The worst case would be the spread of the delay in clearance of the [plasmodium] parasites. Right now we are finding an increase in the percentage of patients who are still positive on Day 3. That will be the hallmark of this problem [of resistance]…
While there has been some forward movement in the number of countries that have complied both in terms of shutting down the manufacturer, marketing of these drugs and to some extent in their use, we still have to go some way. This is such an urgent issue. The time to do that is now.
We need all countries, globally – particularly here in the Greater Mekong sub-region and ASEAN to ensure that these dangerous medicines are removed immediately from the market place.
What are the differences between containment and elimination; elimination and eradication?
Containment would mean in this context that we take these resistant parasites and don’t let them spread outside the area where they have been identified.

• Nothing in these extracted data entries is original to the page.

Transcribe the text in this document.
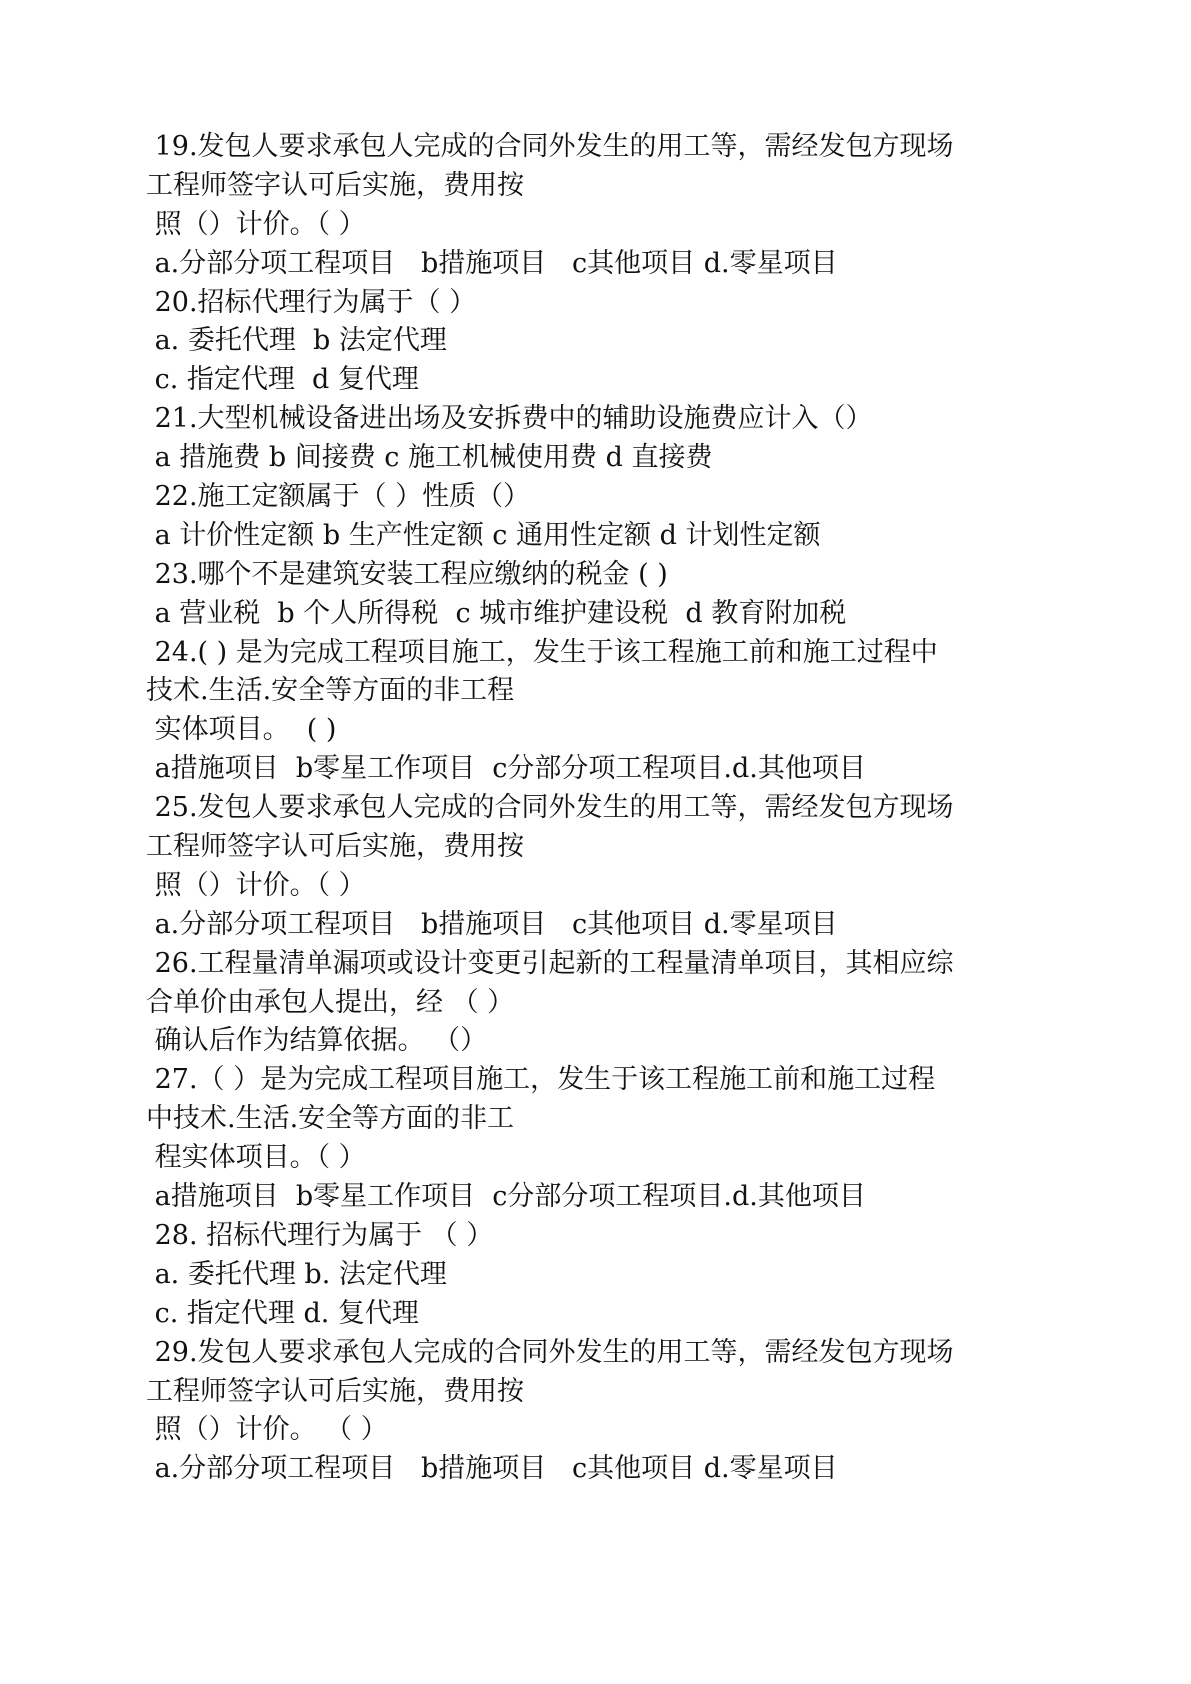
19.发包人要求承包人完成的合同外发生的用工等，需经发包方现场
工程师签字认可后实施，费用按
照（）计价。（ ）
a.分部分项工程项目   b措施项目   c其他项目 d.零星项目
20.招标代理行为属于（ ）
a. 委托代理  b 法定代理
c. 指定代理  d 复代理
21.大型机械设备进出场及安拆费中的辅助设施费应计入（）
a 措施费 b 间接费 c 施工机械使用费 d 直接费
22.施工定额属于（ ）性质（）
a 计价性定额 b 生产性定额 c 通用性定额 d 计划性定额
23.哪个不是建筑安装工程应缴纳的税金 ( )
a 营业税  b 个人所得税  c 城市维护建设税  d 教育附加税
24.( ) 是为完成工程项目施工，发生于该工程施工前和施工过程中
技术.生活.安全等方面的非工程
实体项目。  ( )
a措施项目  b零星工作项目  c分部分项工程项目.d.其他项目
25.发包人要求承包人完成的合同外发生的用工等，需经发包方现场
工程师签字认可后实施，费用按
照（）计价。（ ）
a.分部分项工程项目   b措施项目   c其他项目 d.零星项目
26.工程量清单漏项或设计变更引起新的工程量清单项目，其相应综
合单价由承包人提出，经 （ ）
确认后作为结算依据。 （）
27.（ ）是为完成工程项目施工，发生于该工程施工前和施工过程
中技术.生活.安全等方面的非工
程实体项目。（ ）
a措施项目  b零星工作项目  c分部分项工程项目.d.其他项目
28. 招标代理行为属于 （ ）
a. 委托代理 b. 法定代理
c. 指定代理 d. 复代理
29.发包人要求承包人完成的合同外发生的用工等，需经发包方现场
工程师签字认可后实施，费用按
照（）计价。 （ ）
a.分部分项工程项目   b措施项目   c其他项目 d.零星项目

So at this point the confirmed areas are along the Thai-Cambodian border, although there are other areas in the Greater Mekong sub-region where we have suspicion of their emergence.
Elimination would mean that we would actually be able to eliminate all of the parasites. That is a very difficult thing to document. Obviously, if we are able to eliminate these resistant parasites then the risk of their spread is essentially gone.
The term elimination is more generally used to refer to the reduction at the country level of local transmission of malaria to zero. So usually we talk of eliminating malaria at a country level.
Eradication is reserved for the global incidence of malaria going to down to zero. And that’s for all plasmodium species and not just for falciparum. That obviously remains the ultimate public health goal, although I believe that will take 40 or more years to achieve. It would require the development of new transformative tools that we do not have, yet.
What’s the worst case scenario for MDR-falciparum malaria?
The worst case would be the spread of the delay in clearance of the [plasmodium] parasites. Right now we are finding an increase in the percentage of patients who are still positive on Day 3. That will be the hallmark of this problem [of resistance].
If that were to continue to worsen, artemisinins would become less and less efficacious. It would then take longer and longer for patients to clear [plasmodium parasites in their blood], and we could get to the point of truly having failures to ACTs.
Right now we have resistance to artemisinins, but artemisinin-based combination therapies (ACTs) still remain efficacious. That is a very important message.
But if that situation worsens, if were to lose ACTs, and if it spreads to the shores of Africa, we could have a public health catastrophe.
As you know we still have more than 700,000 estimated deaths a year in Africa from malaria. We rely entirely on ACTs for the treatment of falciparum malaria. If we were to lose those medicines in Africa, that would be a catastrophe. This is precisely what the extraordinary efforts in the Containment Project, here, in the Greater Mekong sub-region are trying to prevent.